Bidirectional health checks.

GET /health
Response:
{
"status": "healthy" | "degraded" | "unhealthy",
"run_id": "uuid",
"uptime_seconds": 3600,
"current_state": "idle" | "busy" | "stopping",
"last_activity": "2026-03-01T15:00:00Z",
"context_usage": 0.73, // fraction of context window used
"error": null
}

Replaces: CheckSessionHealth() (3-level tmux check), IsAgentAlive() (process tree walking), GetSessionActivity() (tmux activity timestamp), heartbeat files, TouchSessionHeartbeat(), zombie detection heuristics, spawn storm detection.

Context window pressure is a new signal — the runtime knows how full its context is. GT can use this to trigger compaction/handoff before the agent degrades.

Transport

The API is local-only. Two options:

Unix domain socket (preferred): $GT_ROOT/.runtime/worker.sock

  • No network exposure
  • File-permission-based access control
  • GT is the server; the agent runtime is the client
  • Agent connects at startup, maintains persistent connection

Embedded HTTP: localhost with random port, written to a well-known file.
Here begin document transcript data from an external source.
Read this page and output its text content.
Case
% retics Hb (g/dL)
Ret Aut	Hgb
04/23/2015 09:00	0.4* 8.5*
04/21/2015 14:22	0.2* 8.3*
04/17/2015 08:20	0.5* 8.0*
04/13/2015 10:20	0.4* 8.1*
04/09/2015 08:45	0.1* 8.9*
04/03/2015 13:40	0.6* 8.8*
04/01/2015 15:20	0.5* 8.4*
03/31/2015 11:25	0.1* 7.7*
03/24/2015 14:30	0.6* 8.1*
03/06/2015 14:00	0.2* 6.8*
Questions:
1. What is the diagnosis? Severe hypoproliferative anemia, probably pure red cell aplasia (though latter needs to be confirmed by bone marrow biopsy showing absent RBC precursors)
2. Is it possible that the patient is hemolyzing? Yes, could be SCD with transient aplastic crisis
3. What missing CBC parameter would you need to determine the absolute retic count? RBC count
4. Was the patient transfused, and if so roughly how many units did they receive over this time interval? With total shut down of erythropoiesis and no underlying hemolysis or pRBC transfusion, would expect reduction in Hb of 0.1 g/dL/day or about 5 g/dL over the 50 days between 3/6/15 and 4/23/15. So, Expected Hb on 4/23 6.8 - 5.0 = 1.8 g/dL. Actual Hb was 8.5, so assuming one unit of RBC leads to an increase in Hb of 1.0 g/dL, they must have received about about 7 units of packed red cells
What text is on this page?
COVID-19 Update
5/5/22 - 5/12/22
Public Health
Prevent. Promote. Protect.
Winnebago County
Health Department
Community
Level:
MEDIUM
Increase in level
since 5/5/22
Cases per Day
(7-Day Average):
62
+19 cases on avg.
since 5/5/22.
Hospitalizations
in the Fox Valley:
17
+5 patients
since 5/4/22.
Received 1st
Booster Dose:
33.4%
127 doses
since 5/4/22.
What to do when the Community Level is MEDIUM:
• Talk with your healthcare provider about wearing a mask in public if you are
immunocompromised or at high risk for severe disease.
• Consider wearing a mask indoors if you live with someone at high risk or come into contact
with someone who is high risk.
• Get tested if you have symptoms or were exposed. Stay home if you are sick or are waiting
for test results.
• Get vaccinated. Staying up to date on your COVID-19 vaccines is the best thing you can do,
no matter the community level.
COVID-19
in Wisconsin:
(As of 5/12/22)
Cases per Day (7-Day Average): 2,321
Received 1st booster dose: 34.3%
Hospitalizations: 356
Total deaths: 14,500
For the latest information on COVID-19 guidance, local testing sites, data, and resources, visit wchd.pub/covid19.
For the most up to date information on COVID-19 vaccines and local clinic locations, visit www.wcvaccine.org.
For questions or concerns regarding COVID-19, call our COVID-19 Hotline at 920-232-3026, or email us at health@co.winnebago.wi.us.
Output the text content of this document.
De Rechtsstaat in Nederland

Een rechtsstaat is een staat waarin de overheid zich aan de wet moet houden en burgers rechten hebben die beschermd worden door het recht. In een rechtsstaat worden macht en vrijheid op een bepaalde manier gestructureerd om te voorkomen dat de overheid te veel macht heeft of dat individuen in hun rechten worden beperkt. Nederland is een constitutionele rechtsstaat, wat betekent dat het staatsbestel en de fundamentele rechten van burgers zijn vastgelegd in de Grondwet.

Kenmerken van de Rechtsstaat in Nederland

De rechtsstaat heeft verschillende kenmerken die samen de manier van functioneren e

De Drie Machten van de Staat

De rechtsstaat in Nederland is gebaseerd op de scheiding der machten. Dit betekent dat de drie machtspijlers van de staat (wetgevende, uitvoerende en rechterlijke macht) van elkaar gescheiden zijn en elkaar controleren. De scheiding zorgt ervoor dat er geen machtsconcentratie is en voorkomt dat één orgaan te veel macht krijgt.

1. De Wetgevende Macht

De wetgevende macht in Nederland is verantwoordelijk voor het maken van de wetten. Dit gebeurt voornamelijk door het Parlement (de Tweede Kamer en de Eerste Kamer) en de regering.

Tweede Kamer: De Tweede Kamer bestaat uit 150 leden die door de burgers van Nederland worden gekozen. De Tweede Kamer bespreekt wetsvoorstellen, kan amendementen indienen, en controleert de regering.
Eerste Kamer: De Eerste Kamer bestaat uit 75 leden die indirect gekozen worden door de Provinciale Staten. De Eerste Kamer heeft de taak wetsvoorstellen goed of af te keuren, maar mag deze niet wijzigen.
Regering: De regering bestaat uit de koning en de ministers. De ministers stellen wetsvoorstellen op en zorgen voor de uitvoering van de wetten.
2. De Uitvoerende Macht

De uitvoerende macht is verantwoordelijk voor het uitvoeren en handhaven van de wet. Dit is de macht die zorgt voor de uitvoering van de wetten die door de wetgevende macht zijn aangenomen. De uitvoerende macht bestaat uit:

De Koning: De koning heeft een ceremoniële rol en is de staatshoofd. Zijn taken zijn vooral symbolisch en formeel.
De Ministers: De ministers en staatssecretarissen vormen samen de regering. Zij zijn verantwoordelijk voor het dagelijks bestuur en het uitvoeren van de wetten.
  • Fallback for runtimes that can't do Unix sockets
  • Port file at $GT_ROOT/.runtime/worker-<session>.port

Migration

The factory worker API doesn't require replacing Claude Code. It can be implemented as a sidecar that:

  1. Runs alongside Claude Code in the same tmux session
  2. Translates between the API and Claude Code's existing mechanisms (hooks, JSONL, send-keys)
  3. Progressively replaces tmux-mediated interactions as the sidecar matures

This lets us validate the API design before building a full GT-native runtime.

Non-Goals

  • Multi-machine orchestration. This is a local API between GT and a worker on the same machine.
  • Agent intelligence. The API is plumbing, not policy. What the agent does with prompts is its business.
  • Backward compatibility with every agent vendor. The sidecar handles translation. The API is designed for a GT-native runtime.

Open Questions

  1. Should prompt submission be synchronous (block until accepted) or fire-and-forget with status callbacks?
  2. Should tool authorization be per-call (latency cost) or per-session with a pre-negotiated capability set?
  3. How does compaction/handoff work? Does GT tell the runtime "compact now" or does the runtime report context pressure and GT decides?
  4. Should the runtime expose its conversation history, or is the telemetry stream sufficient for GT's needs?